The integration of SkinnyPop was a main factor in helping boost Hershey sales in North America up 5.6 percent at $1.56 billion in the second quarter, the company said.

The company’s shares rose as much as 10 percent in early trading. Hershey also announced a $500 million share buyback and raised its quarterly dividend by 10 percent.

In the latest quarter, Hershey boosted advertising and consumer marketing spending in the quarter on the revamped versions of its traditional Reese’s chocolates, called Reese’s Outrageous and Hershey’s Gold, but still saw its market share in the U.S. candy, mint and gum industry fall 30 basis points.

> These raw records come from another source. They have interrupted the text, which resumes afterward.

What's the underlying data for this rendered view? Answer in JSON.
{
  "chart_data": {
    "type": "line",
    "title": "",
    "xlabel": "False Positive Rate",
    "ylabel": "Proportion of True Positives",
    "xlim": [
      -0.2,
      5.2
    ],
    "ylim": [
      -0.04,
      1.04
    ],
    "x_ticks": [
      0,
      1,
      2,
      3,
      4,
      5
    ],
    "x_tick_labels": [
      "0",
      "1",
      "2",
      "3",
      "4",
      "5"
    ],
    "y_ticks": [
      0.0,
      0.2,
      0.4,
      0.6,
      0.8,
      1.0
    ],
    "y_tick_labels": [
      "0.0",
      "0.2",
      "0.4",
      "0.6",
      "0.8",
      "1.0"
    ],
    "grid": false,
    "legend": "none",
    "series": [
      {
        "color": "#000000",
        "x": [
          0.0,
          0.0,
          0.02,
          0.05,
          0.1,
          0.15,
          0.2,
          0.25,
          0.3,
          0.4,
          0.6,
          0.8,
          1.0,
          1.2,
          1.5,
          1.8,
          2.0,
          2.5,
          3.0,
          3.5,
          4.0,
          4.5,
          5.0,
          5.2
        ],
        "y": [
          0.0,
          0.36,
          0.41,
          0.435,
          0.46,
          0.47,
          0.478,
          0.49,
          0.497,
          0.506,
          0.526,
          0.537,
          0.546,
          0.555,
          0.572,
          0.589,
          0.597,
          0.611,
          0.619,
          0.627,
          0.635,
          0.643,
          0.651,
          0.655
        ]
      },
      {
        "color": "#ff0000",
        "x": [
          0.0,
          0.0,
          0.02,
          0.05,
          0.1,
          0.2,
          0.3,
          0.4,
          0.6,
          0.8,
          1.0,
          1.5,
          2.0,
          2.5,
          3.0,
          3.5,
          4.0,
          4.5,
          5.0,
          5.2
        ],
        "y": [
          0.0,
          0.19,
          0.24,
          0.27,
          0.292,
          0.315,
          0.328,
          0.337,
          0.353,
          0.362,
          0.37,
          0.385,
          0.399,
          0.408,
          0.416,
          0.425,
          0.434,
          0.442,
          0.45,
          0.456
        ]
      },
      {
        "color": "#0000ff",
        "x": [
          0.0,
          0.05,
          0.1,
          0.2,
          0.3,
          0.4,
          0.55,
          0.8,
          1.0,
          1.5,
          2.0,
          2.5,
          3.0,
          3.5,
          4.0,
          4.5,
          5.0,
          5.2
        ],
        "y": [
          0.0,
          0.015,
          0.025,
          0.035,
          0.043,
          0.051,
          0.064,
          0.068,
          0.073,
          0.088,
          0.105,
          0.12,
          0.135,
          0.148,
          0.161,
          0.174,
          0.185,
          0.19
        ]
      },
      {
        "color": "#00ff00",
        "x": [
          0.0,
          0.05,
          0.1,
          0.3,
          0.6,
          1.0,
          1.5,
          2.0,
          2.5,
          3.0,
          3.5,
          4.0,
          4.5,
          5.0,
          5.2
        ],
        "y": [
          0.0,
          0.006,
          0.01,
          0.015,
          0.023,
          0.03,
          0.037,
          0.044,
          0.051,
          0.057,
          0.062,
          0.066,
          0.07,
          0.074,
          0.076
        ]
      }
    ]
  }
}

Overall, Hershey reported a 5.3 percent rise in sales to $1.75 billion, scraping past analysts’ estimates of $1.74 billion, according to Thomson Reuters I/B/E/S.

The company also cut it full-year sales guidance to reflect its planned divestitures of its Golden Monkey unit in China and Tyrrells in the U.K. that was part of the Amplify deal.

The results from Hershey follow those of Mondelez International Inc (MDLZ.O), which also reported higher sales as consumers lapped up its Oreo cookies and Cadbury chocolates in Europe and North America.

Besides changing consumer tastes, the package food industry is also struggling with higher costs of commodities such as cocoa as well as transportation expenses. To offset those costs, Hershey is working towards bringing more digitilization and analytics in inventories and sales planning.

These steps contracted adjusted gross margin by 260 basis points to 44.5 percent in the second quarter ended July 1.

Excluding one-time items, Hershey earned $1.14 per share, beating the average analyst estimate of $1.10, according to Thomson Reuters I/B/E/S.